Japanese Stocks Pare Losses as Electronics Makers ReboundJonathan Burgos and Masaaki Iwamoto
Japanese stocks fell for a second day, with the Topix Index closing below 1,000 for the first time in a month, after data on U.S. manufacturing missed estimates and the yen rose to a four-week high, damping the earnings prospects for exporters.
Komatsu Ltd., a maker of construction equipment that gets about 80 percent of sales overseas, slipped 3.9 percent. Toyota Motor Corp., the world’s biggest carmaker, dropped 3.1 percent after Japan’s car sales fell by the most in six quarters as government subsidies ended. Nikon Corp. sank 3.2 percent after the Nikkei newspaper reported the camera maker’s full-year operating profit fell 44 percent.
The Topix lost 0.9 percent to close at 991.34, the lowest since March 5. The Nikkei 225 Stock Average fell 1.1 percent to 12,003.43, paring a 2.7 percent decline. Volume was 28 percent above the 30-day average. The benchmark rallied 39 percent since Nov. 14 amid optimism Prime Minister Shinzo Abe government and the Bank of Japan will take more steps to beat deflation.
“Market participants are taking a breather following the recent rally amid extreme expectations the government will boost efforts to stimulate the Japanese economy,” said Ayako Sera, a market strategist at Sumitomo Mitsui Trust Bank Ltd., which manages about $163 billion. “The yen’s depreciation was too fast so we’re seeing a bit of correction now.”

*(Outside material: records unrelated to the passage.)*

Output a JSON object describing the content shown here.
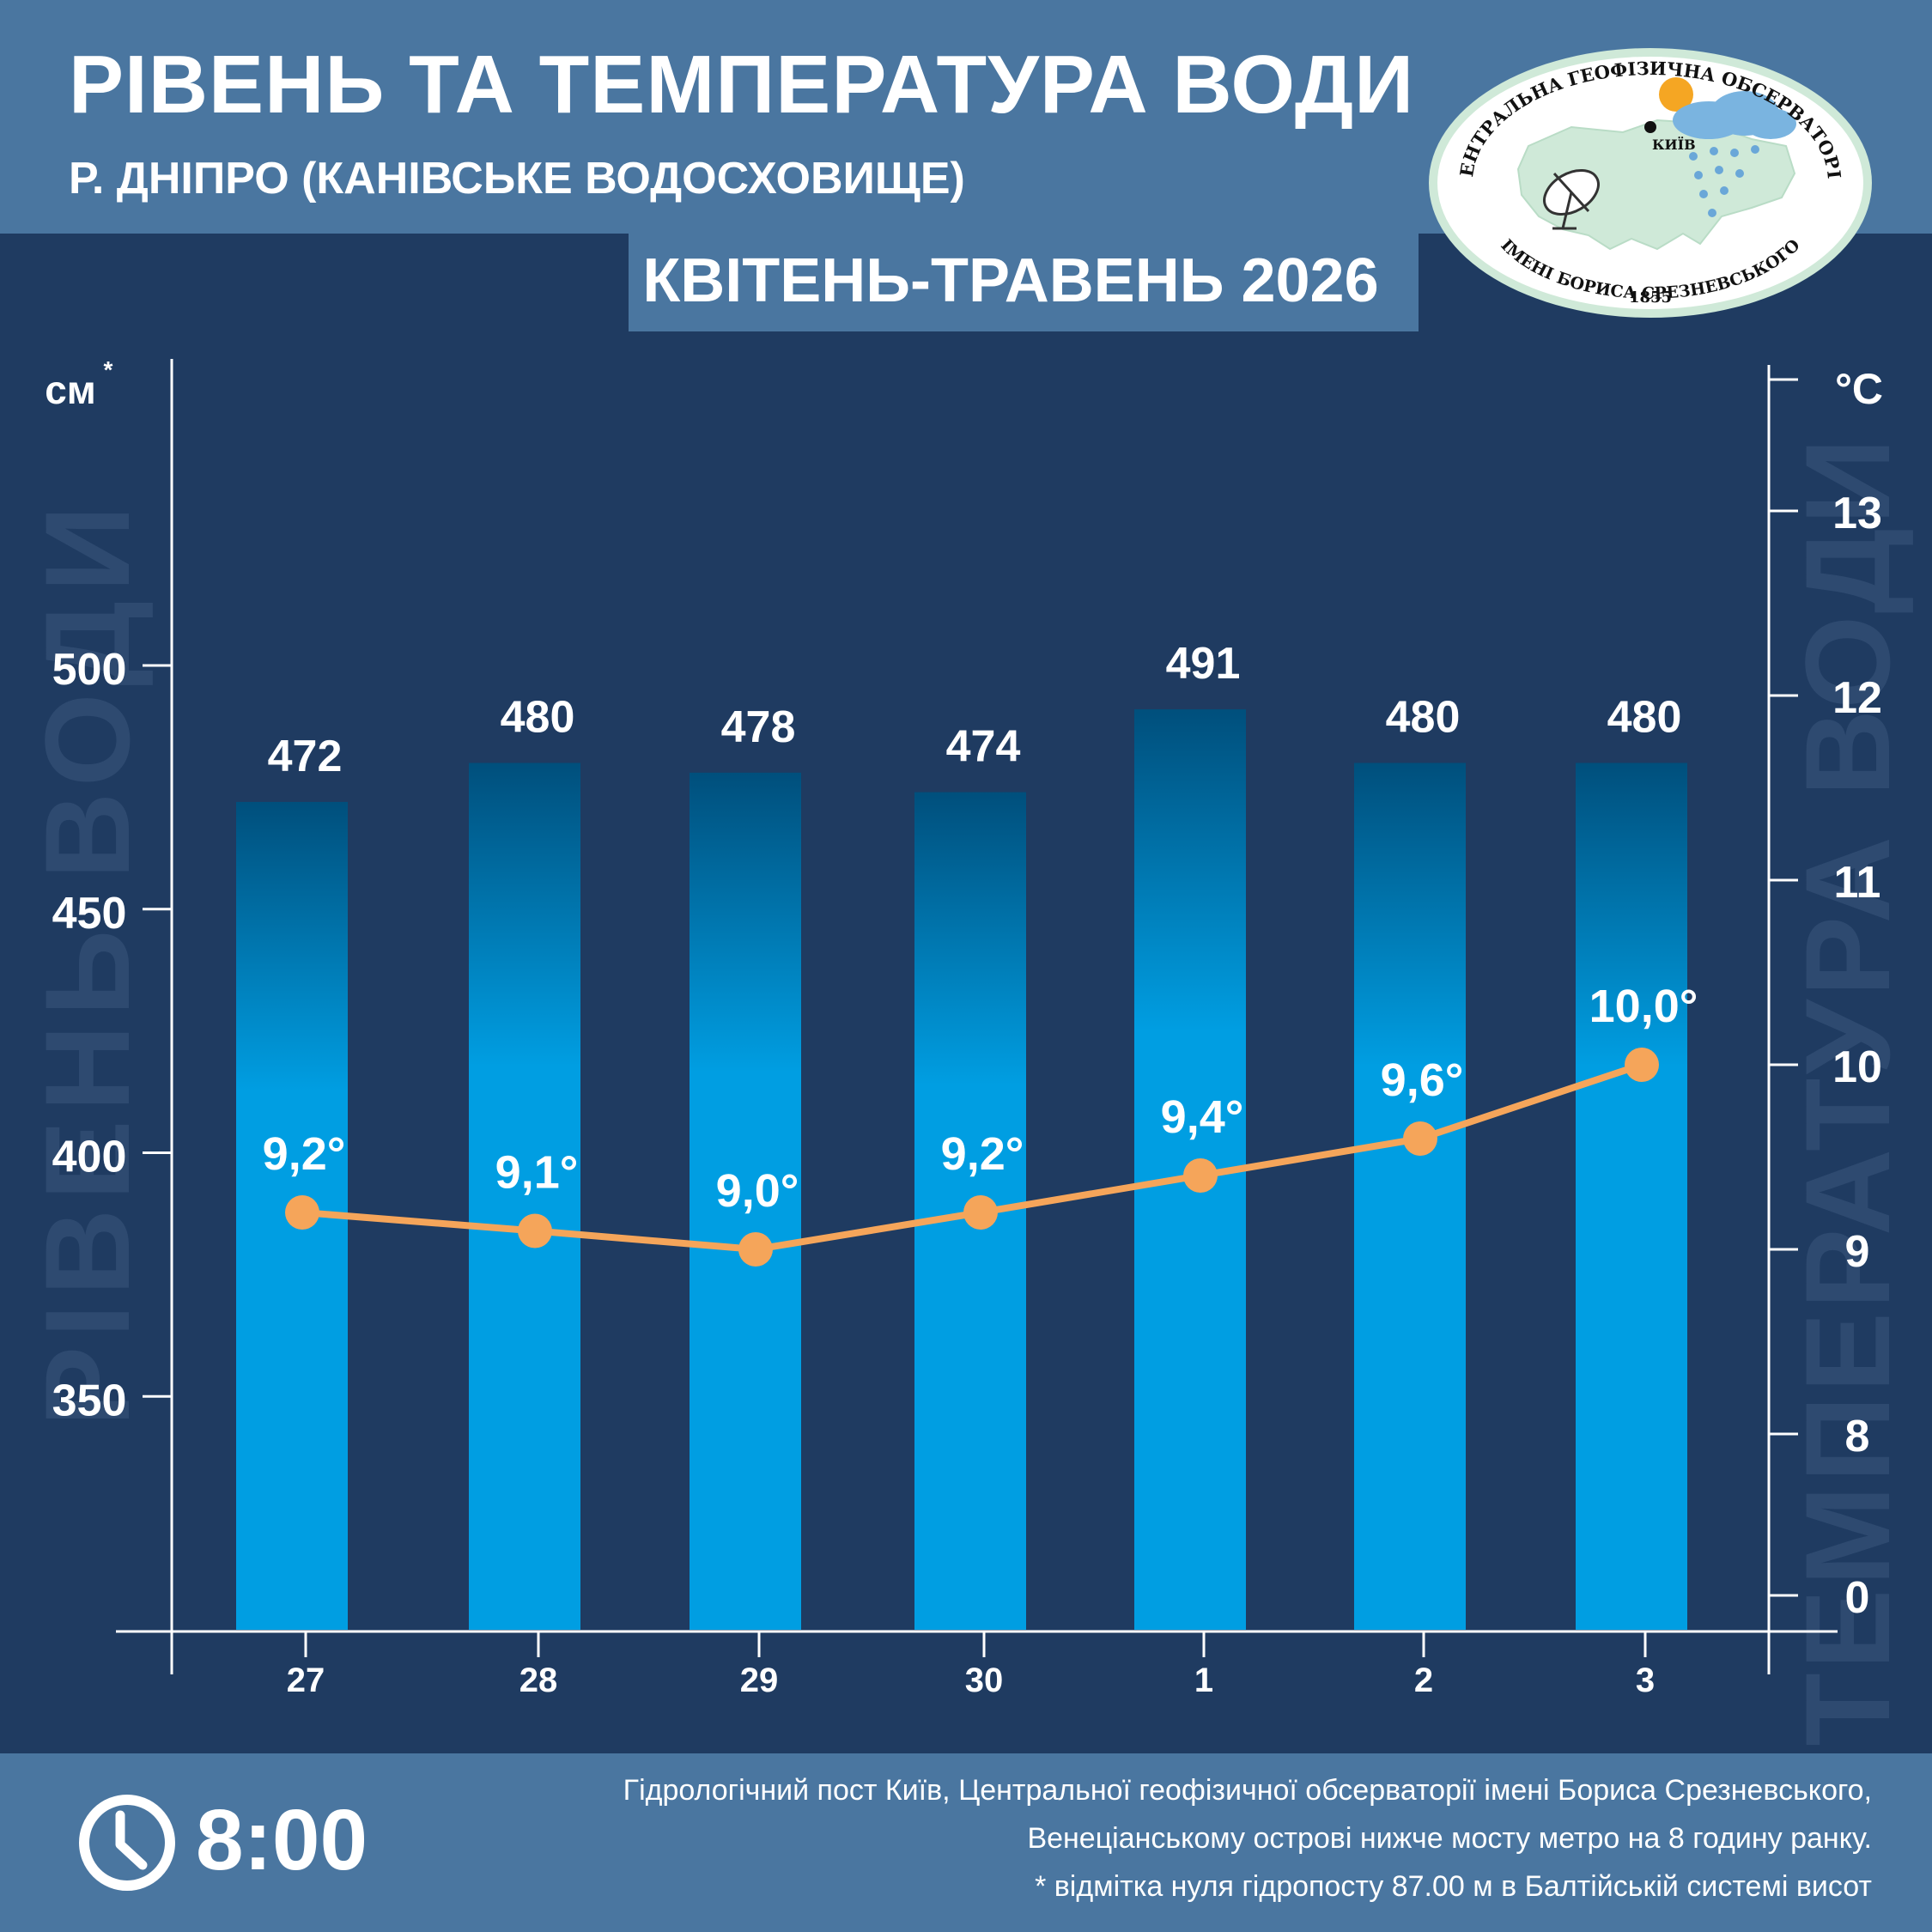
{
  "header": {
    "title": "РІВЕНЬ ТА ТЕМПЕРАТУРА ВОДИ",
    "subtitle": "Р. ДНІПРО (КАНІВСЬКЕ ВОДОСХОВИЩЕ)",
    "period": "КВІТЕНЬ-ТРАВЕНЬ 2026"
  },
  "logo": {
    "top_text": "ЦЕНТРАЛЬНА ГЕОФІЗИЧНА ОБСЕРВАТОРІЯ",
    "bottom_text": "ІМЕНІ БОРИСА СРЕЗНЕВСЬКОГО",
    "year": "1855",
    "city": "КИЇВ"
  },
  "chart_data": {
    "type": "bar",
    "categories": [
      "27",
      "28",
      "29",
      "30",
      "1",
      "2",
      "3"
    ],
    "series": [
      {
        "values": [
          472,
          480,
          478,
          474,
          491,
          480,
          480
        ],
        "type": "bar",
        "axis": "left"
      },
      {
        "values": [
          9.2,
          9.1,
          9.0,
          9.2,
          9.4,
          9.6,
          10.0
        ],
        "type": "line",
        "axis": "right"
      }
    ],
    "bar_labels": [
      "472",
      "480",
      "478",
      "474",
      "491",
      "480",
      "480"
    ],
    "line_labels": [
      "9,2°",
      "9,1°",
      "9,0°",
      "9,2°",
      "9,4°",
      "9,6°",
      "10,0°"
    ],
    "left_axis": {
      "unit": "см",
      "unit_mark": "*",
      "title": "РІВЕНЬ ВОДИ",
      "ticks": [
        "350",
        "400",
        "450",
        "500"
      ]
    },
    "right_axis": {
      "unit": "°C",
      "title": "ТЕМПЕРАТУРА ВОДИ",
      "ticks": [
        "0",
        "8",
        "9",
        "10",
        "11",
        "12",
        "13"
      ]
    },
    "colors": {
      "bar_top": "#004f7c",
      "bar_bottom": "#009ee2",
      "line": "#f5a55a",
      "background": "#1f3b61",
      "axis": "#ffffff",
      "watermark": "#2e4a70"
    }
  },
  "footer": {
    "time": "8:00",
    "notes": [
      "Гідрологічний пост Київ, Центральної геофізичної обсерваторії імені Бориса Срезневського,",
      "Венеціанському острові нижче мосту метро  на 8 годину ранку.",
      "* відмітка нуля гідропосту 87.00 м в Балтійській системі висот"
    ]
  }
}
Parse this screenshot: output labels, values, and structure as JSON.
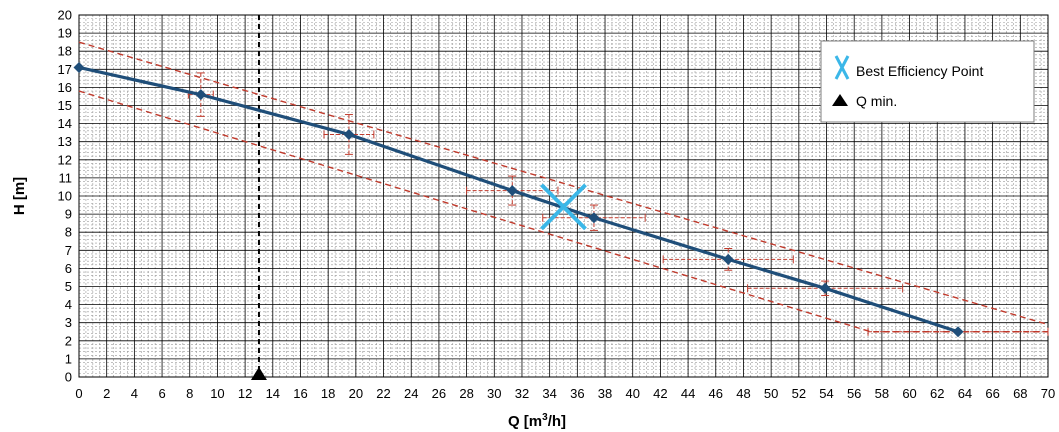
{
  "chart_data": {
    "type": "line",
    "title": "",
    "xlabel": "Q [m",
    "xlabel_sup": "3",
    "xlabel_tail": "/h]",
    "ylabel": "H [m]",
    "xlim": [
      0,
      70
    ],
    "ylim": [
      0,
      20
    ],
    "x_major_step": 2,
    "y_major_step": 1,
    "grid": true,
    "legend_position": "top-right",
    "colors": {
      "curve": "#1f4e79",
      "marker": "#1f4e79",
      "tolerance": "#c0392b",
      "bep": "#3bb7e8",
      "qmin": "#000000",
      "grid_major": "#000000",
      "grid_minor": "#9a9a9a"
    },
    "series": [
      {
        "x": [
          0,
          8.8,
          19.5,
          31.3,
          37.2,
          46.9,
          53.9,
          63.5
        ],
        "y": [
          17.1,
          15.6,
          13.4,
          10.3,
          8.8,
          6.5,
          4.9,
          2.5
        ]
      }
    ],
    "tolerance_upper": {
      "x": [
        0,
        70
      ],
      "y": [
        18.5,
        2.9
      ]
    },
    "tolerance_lower": {
      "x": [
        0,
        57.2,
        70
      ],
      "y": [
        15.8,
        2.5,
        2.5
      ]
    },
    "error_bars": [
      {
        "x": 8.8,
        "y": 15.6,
        "xerr": 0.9,
        "yerr": 1.2
      },
      {
        "x": 19.5,
        "y": 13.4,
        "xerr": 1.8,
        "yerr": 1.1
      },
      {
        "x": 31.3,
        "y": 10.3,
        "xerr": 3.3,
        "yerr": 0.8
      },
      {
        "x": 37.2,
        "y": 8.8,
        "xerr": 3.7,
        "yerr": 0.7
      },
      {
        "x": 46.9,
        "y": 6.5,
        "xerr": 4.7,
        "yerr": 0.6
      },
      {
        "x": 53.9,
        "y": 4.9,
        "xerr": 5.6,
        "yerr": 0.4
      },
      {
        "x": 63.5,
        "y": 2.5,
        "xerr": 6.5,
        "yerr": 0
      }
    ],
    "bep": {
      "x": 35.0,
      "y": 9.4
    },
    "qmin": {
      "x": 13.0
    },
    "legend": [
      {
        "symbol": "bep-x",
        "label": "Best Efficiency Point"
      },
      {
        "symbol": "qmin-triangle",
        "label": "Q min."
      }
    ]
  }
}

Shares on the Nikkei 225 traded at 18.3 times estimated earnings on average, compared with 14.1 for the Standard & Poor’s 500 Index and 12.6 for the Stoxx Europe 600 Index.
Futures on the S&P 500 was little changed today. The index fell 0.5 percent in New York yesterday, retreating from a record high, as the Institute for Supply Management’s factory index fell to 51.3 in March from 54.2 February, the Tempe, Arizona-based group said. The median forecast of economists surveyed by Bloomberg was for 54. A reading of 50 is the dividing line between growth and contraction.
Exporters declined as the yen climbed to 92.57 against the U.S. dollar, the strongest since Feb. 28. BOJ Governor Haruhiko Kuroda reiterated today that the central bank will do whatever it can to beat deflation and that it will conduct bold monetary easing. He spoke in parliament ahead of a two-day policy meeting that starts tomorrow, his first as governor since taking over from Masaaki Shirakawa last month.
Komatsu sank 3.9 percent to 2,123 yen. Fanuc Corp., a maker of industrial robots that makes about 76 percent of sales overseas, slipped 2.3 percent to 14,130 yen. Canon Inc., the world’s biggest camera maker, dropped 3.4 percent to 3,245 yen.
Carmakers fell after the number of vehicles sold in Japan, Asia’s second-largest auto market, fell 9.4 percent to 1.53 million last quarter, according to data from the Japan Automobile Manufacturers Association.
Toyota, whose domestic sales dropped 15 percent during the quarter, decreased 3.1 percent to 4,615 yen. Nissan Motor Co., Japan’s third-biggest carmaker, slipped 3.5 percent to 856 yen. Honda Motor Co. fell 2.6 percent to 3,370 yen.
Nikon sank 3.2 percent to 2,152 yen. Operating profit tumbled 44 percent to about 45 billion yen ($485 million) on weak camera sales in the U.S. and Europe, the Nikkei newspaper reported, without saying where it got the information. That compares with the 48 billion yen average estimate of 19 analysts tracked by Bloomberg. The company is scheduled to report annual results on May 9.
The Nikkei Stock Average Volatility Index rose 2.4 percent to 27.71 today, indicating traders expect a swing of about 7.9 percent on the benchmark gauge over the next 30 days.